I believe that the last third of our lives can be our best years. The people who come into our lives have potential to be the very truest friends we'll ever have. The people we love deeply can add happy and productive years to our lives. In writing this book I'm also aware that many of us have troubled and hurtful relationships with others and I promise to write this book mindful of Bertrand Russell's words that we should all have "unbearable sympathy for the suffering of others," particularly those of us who write books to help others.

4. Treating Worker Dissatisfaction During Economic Change (With Ben Robinson; Elsevier, 2013)

In the current economy, companies and public organizations are expected to respond quickly to changing market needs and ever decreasing funding to stay vibrant.

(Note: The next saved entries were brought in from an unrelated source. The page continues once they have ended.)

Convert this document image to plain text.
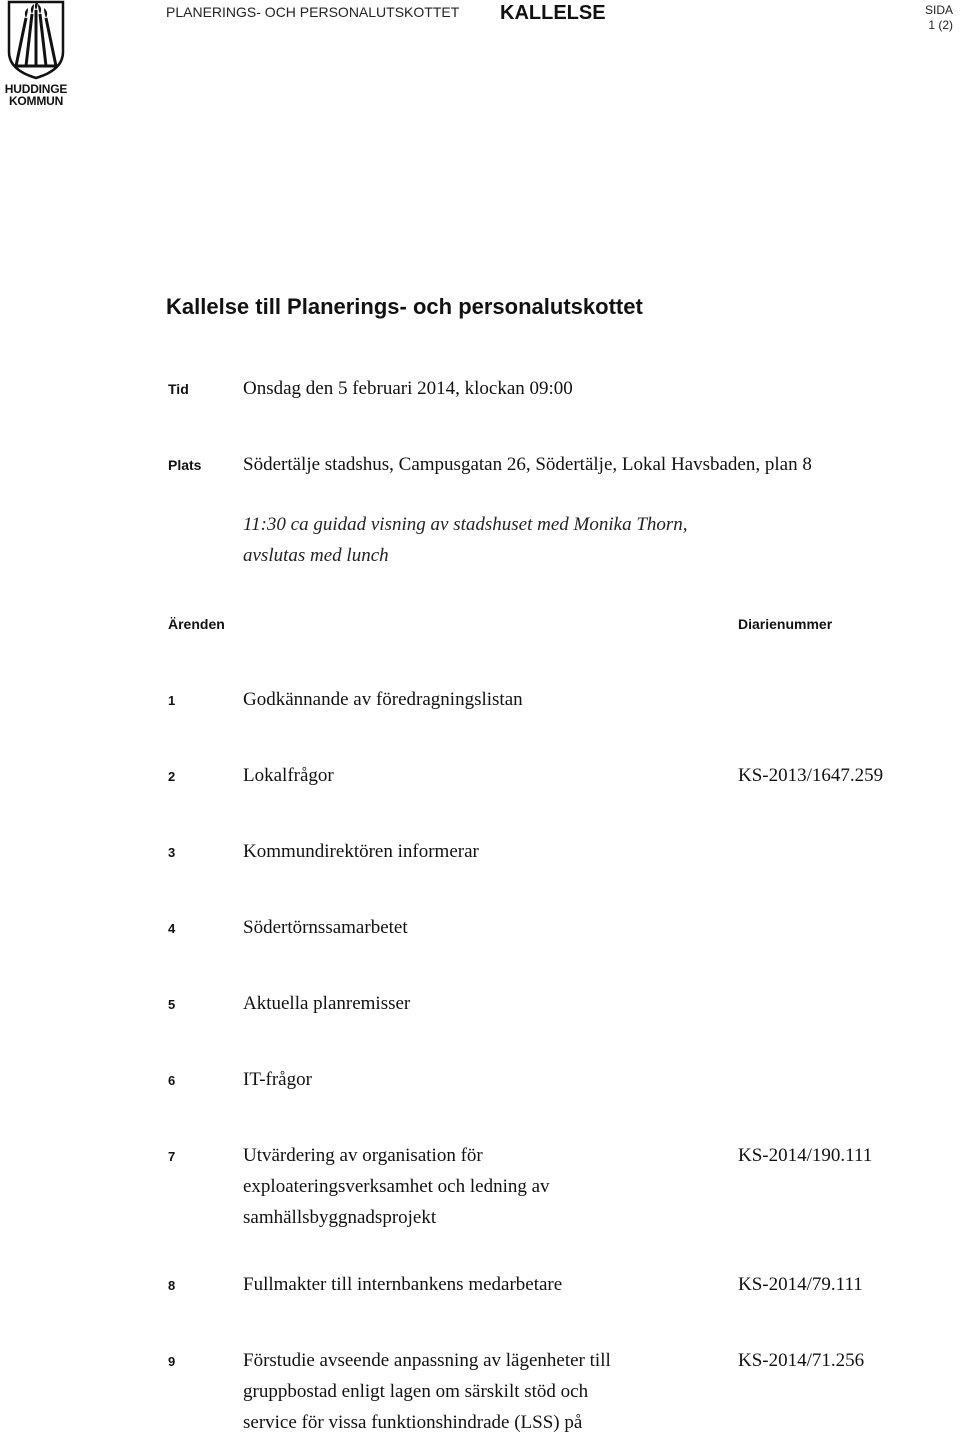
HUDDINGE
KOMMUN
PLANERINGS- OCH PERSONALUTSKOTTET KALLELSE	SIDA
1 (2)
Kallelse till Planerings- och personalutskottet
Tid	Onsdag den 5 februari 2014, klockan 09:00
Plats Södertälje stadshus, Campusgatan 26, Södertälje, Lokal Havsbaden, plan 8
11:30 ca guidad visning av stadshuset med Monika Thorn,
avslutas med lunch
Ärenden	Diarienummer
1	Godkännande av föredragningslistan
2	Lokalfrågor	KS-2013/1647.259
3	Kommundirektören informerar
4	Södertörnssamarbetet
5	Aktuella planremisser
6	IT-frågor
7	Utvärdering av organisation för
exploateringsverksamhet och ledning av
samhällsbyggnadsprojekt
KS-2014/190.111
8	Fullmakter till internbankens medarbetare	KS-2014/79.111
9	Förstudie avseende anpassning av lägenheter till
gruppbostad enligt lagen om särskilt stöd och
service för vissa funktionshindrade (LSS) på
KS-2014/71.256
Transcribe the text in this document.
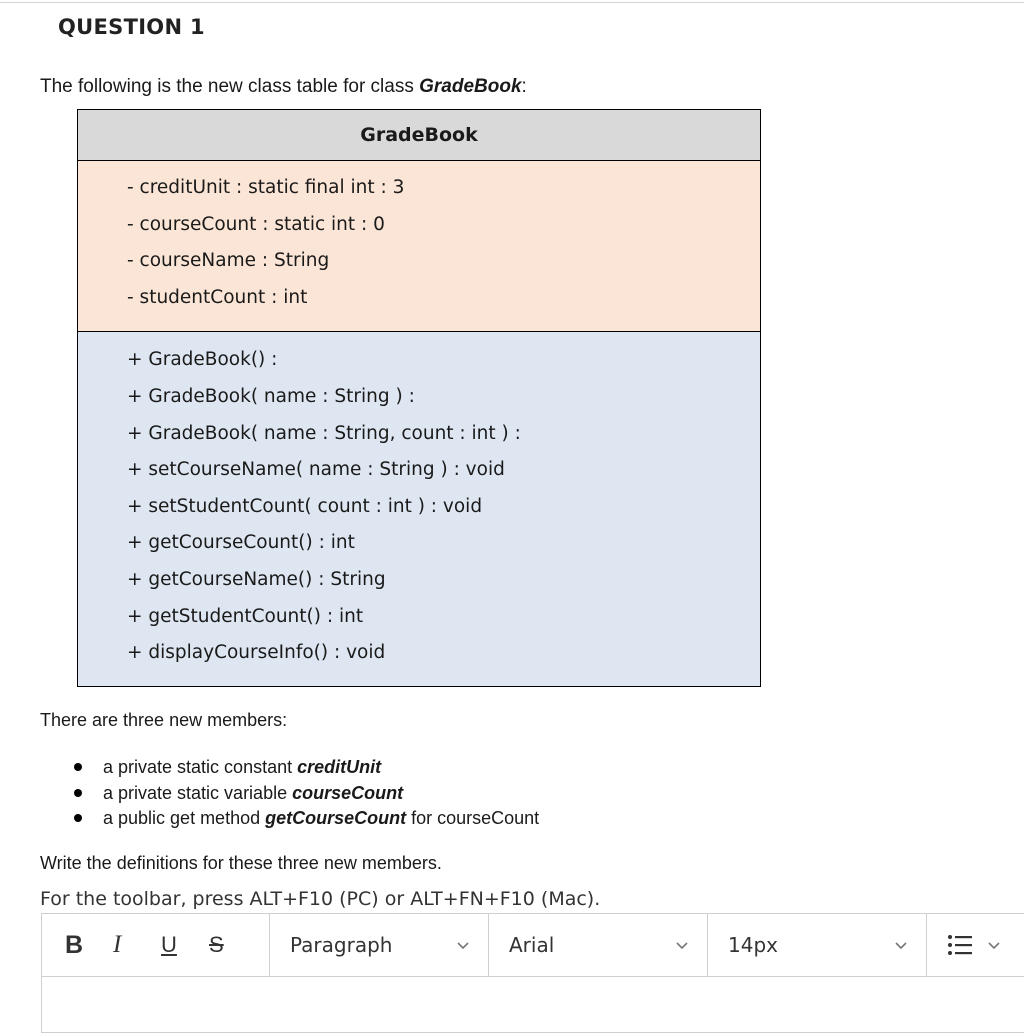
QUESTION 1
The following is the new class table for class GradeBook:
GradeBook
- creditUnit : static final int : 3
- courseCount : static int : 0
- courseName : String
- studentCount : int
+ GradeBook() :
+ GradeBook( name : String ) :
+ GradeBook( name : String, count : int ) :
+ setCourseName( name : String ) : void
+ setStudentCount( count : int ) : void
+ getCourseCount() : int
+ getCourseName() : String
+ getStudentCount() : int
+ displayCourseInfo() : void
There are three new members:
a private static constant creditUnit
a private static variable courseCount
a public get method getCourseCount for courseCount
Write the definitions for these three new members.
For the toolbar, press ALT+F10 (PC) or ALT+FN+F10 (Mac).
B	I	U	S	Paragraph	Arial	14px
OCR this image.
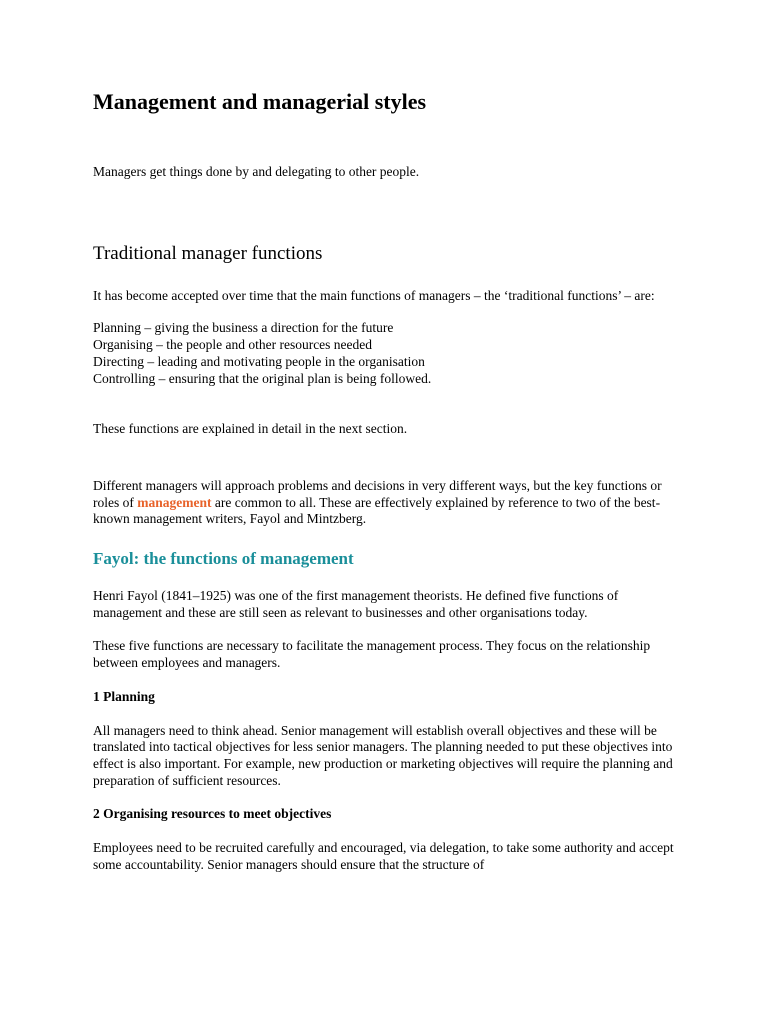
Management and managerial styles

Managers get things done by and delegating to other people.

Traditional manager functions

It has become accepted over time that the main functions of managers – the ‘traditional functions’ – are:

Planning – giving the business a direction for the future
Organising – the people and other resources needed
Directing – leading and motivating people in the organisation
Controlling – ensuring that the original plan is being followed.

These functions are explained in detail in the next section.

Different managers will approach problems and decisions in very different ways, but the key functions or roles of management are common to all. These are effectively explained by reference to two of the best-known management writers, Fayol and Mintzberg.

Fayol: the functions of management

Henri Fayol (1841–1925) was one of the first management theorists. He defined five functions of management and these are still seen as relevant to businesses and other organisations today.

These five functions are necessary to facilitate the management process. They focus on the relationship between employees and managers.

1 Planning

All managers need to think ahead. Senior management will establish overall objectives and these will be translated into tactical objectives for less senior managers. The planning needed to put these objectives into effect is also important. For example, new production or marketing objectives will require the planning and preparation of sufficient resources.

2 Organising resources to meet objectives

Employees need to be recruited carefully and encouraged, via delegation, to take some authority and accept some accountability. Senior managers should ensure that the structure of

What that means is that organizations constantly reorganize---not just every year but sometimes as frequently as every 6 months. Workers live in a constant state of change that includes new processes, new procedures, new bosses, and new organizational structures where they are often measured on goals that were typically set before the changing economy and then, never modified. As a result, there is very little loyalty to workers who may have been valued in the past. The new emphasis in the workplace is on “what have you done for me lately?” This changing dynamic in the workplace has undoubtedly increased worker dissatisfaction, lowered morale, and often led to burnout in workers who were previously satisfied with their jobs and productive.

To understand how the new dynamic in the workplace has affected workers and productivity, the book will focus on the most current research evaluating worker difficulties as a result of the changing pressures in the workplace and what can be done by workers, managers, HR Professionals, and therapists to reduce the stressors that often result in workers who feel demeaned, misused, overworked, and under constant pressure to perform.

Part one of the book sets the stage with a discussion of the current economic climate and how it impacts the public and private sectors, how organizations react to it, and how the new work climate affects employees. Part Two of the book lays out the most current research on what organizations and workers can do to improve the workplace, reduce stress, and improve worker coping skills and performance. Case studies and guidelines will be used extensively throughout the book. A website will include instruments to measure and provide strategies that address worker satisfaction, morale, loss of compassion, and burnout.

The authors are social work educators who have managed large organizations and have years of experience as therapists and managers dealing with workplace problems. We write this book because of our concern for the American workforce, which is often underpaid, overworked, under appreciated and, when it comes to unionized workers, ridiculed. We also write the book for managers who often work under tremendous pressure that affects their personal lives and are as subject to stress, unhappiness at work, and burnout as the workers they manage. Downsizing, letting people go, firing workers you’ve known for years…by any name it’s hurtful and all too common in this time of world-wide economic upheaval.

Not everyone who works suffers from many of the problems we discuss in the book, which makes it all the more important that we remember the large number of unemployed workers in America, the many workers who toil in dangerous workplaces, the older workers who get downsized and have no hope of ever finding a new job, the workers whose unemployment has run out, and the new graduates who face unfulfilling futures doing work which neither excites nor inspires them. Their anguish should motivate all of us to open our hearts and minds to new ideas, to new treatment approaches and, in Bertrand Russell’s words, to have “unbearable sympathy for the suffering of others.”